Last week, the English philosopher John Gray wrote an essay entitled ‘What scares the new atheists?’. It is a long read but early in the essay he compares new atheist understandings today to the atheist understandings of the nineteenth century which were coloured by fallacious understandings about the scientific, biological basis of race. Gray says:
It has often been observed that Christianity follows changing moral fashions, all the while believing that it stands apart from the world. The same might be said, with more justice, of the prevalent version of atheism. If an earlier generation of unbelievers shared the racial prejudices of their time and elevated them to the status of scientific truths, evangelical atheists do the same with the liberal values to which western societies subscribe today – while looking with contempt upon “backward” cultures that have not abandoned religion. The racial theories promoted by atheists in the past have been consigned to the memory hole – and today’s most influential atheists would no more endorse racist biology than they would be seen following the guidance of an astrologer. But they have not renounced the conviction that human values must be based in science; now it is liberal values which receive that accolade.
He then makes this overarching point about new atheism:
The predominant varieties of atheist thinking, in the 19th and early 20th centuries, aimed to show that the secular west is the model for a universal civilisation. The missionary atheism of the present time is a replay of this theme; but the west is in retreat today, and beneath the fervour with which this atheism assaults religion there is an unmistakable mood of fear and anxiety. To a significant extent, the new atheism is the expression of a liberal moral panic.
I would add to his claims that new atheism today has not freed itself from racist or ethnocentric habits, even though it would not explicitly subscribe to or advocate the pseudoscience of race as its nineteenth century predecessor did. In fact, I would argue that anxieties about racial or ethnic or cultural difference reverberates through the Western liberal moral panic that new atheism expresses.
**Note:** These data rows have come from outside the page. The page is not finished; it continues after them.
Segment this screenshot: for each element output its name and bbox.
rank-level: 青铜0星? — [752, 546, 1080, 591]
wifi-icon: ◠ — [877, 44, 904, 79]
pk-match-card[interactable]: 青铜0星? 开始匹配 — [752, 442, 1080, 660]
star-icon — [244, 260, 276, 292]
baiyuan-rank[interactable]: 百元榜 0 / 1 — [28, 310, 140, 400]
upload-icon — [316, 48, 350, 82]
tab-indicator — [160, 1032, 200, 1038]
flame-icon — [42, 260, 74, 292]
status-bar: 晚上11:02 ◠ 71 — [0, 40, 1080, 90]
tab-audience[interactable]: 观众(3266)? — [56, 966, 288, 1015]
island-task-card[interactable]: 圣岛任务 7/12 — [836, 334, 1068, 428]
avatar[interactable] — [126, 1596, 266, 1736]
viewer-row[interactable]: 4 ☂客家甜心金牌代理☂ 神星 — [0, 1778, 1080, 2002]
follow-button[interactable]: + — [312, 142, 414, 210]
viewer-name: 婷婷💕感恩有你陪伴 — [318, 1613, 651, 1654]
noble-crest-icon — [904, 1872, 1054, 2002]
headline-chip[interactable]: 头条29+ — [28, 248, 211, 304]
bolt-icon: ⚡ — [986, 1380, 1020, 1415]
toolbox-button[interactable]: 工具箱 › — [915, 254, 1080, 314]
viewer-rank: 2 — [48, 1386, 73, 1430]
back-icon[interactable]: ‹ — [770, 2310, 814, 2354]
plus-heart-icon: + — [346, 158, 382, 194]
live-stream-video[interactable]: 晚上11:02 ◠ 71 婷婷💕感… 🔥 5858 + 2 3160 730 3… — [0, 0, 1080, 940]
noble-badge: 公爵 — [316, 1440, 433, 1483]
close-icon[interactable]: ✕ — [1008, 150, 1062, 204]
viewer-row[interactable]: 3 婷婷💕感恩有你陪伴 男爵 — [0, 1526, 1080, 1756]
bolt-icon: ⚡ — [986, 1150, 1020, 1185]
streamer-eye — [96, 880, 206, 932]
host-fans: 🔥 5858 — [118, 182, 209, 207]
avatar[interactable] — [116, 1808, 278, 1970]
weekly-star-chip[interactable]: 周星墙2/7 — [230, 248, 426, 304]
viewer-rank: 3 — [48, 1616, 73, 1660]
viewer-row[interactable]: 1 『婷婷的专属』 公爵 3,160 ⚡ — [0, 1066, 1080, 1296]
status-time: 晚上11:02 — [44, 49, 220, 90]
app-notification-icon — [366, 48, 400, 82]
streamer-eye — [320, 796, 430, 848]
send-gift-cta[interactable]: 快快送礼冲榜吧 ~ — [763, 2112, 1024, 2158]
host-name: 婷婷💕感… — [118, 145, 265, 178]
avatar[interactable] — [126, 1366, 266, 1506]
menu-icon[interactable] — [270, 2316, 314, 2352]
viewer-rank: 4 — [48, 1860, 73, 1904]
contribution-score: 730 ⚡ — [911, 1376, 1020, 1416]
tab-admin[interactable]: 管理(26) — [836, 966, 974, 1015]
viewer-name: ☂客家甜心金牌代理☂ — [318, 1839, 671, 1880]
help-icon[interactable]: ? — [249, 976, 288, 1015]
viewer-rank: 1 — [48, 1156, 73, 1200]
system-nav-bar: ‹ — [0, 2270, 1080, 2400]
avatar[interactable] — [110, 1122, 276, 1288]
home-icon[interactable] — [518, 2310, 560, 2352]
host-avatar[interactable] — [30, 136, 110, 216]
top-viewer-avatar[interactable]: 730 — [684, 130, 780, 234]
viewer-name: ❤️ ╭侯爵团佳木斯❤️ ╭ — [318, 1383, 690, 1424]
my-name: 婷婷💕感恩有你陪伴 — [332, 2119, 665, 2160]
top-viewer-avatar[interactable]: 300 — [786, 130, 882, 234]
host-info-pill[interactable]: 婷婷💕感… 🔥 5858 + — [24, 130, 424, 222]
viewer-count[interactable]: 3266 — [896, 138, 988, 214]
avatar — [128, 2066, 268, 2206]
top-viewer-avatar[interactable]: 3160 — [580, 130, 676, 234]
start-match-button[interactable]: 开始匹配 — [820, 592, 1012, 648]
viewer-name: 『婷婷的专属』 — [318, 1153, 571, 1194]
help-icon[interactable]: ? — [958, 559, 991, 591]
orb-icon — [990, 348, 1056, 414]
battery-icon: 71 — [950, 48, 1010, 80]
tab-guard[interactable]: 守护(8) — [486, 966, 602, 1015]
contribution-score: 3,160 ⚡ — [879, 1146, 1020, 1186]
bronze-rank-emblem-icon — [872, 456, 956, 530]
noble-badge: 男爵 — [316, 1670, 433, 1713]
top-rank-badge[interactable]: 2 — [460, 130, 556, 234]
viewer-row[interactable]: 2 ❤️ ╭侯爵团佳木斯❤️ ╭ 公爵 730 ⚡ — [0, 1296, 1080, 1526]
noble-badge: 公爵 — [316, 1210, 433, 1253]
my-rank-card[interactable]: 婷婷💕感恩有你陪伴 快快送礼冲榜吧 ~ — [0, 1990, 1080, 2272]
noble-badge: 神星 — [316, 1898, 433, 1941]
Along with others, the sociologist of religion Steve Bruce has articulated this response to Gray in this article entitled: ‘New atheists are not scared, but they are angry’:
The problem with sealed-room philosophy such as John Gray’s (What scares the new atheists, 3 March) is that it provides no evidence for its claims about the world. I spend my professional life studying the popularity of religion and see no evidence for his assertion that “religion is … in fact flourishing”. Church membership and attendance data, third-party censuses of church attendance, time-use diaries and surveys all show that religion in western liberal democracies (and that includes the US) continues to decline in popularity.
The only areas of religious “growth” in the UK are the result of immigration from traditionally religious countries such as Nigeria and Ghana, and far from attracting religiously indifferent white British natives this make such conversion less likely by reinforcing the notion that religion is what foreigners do.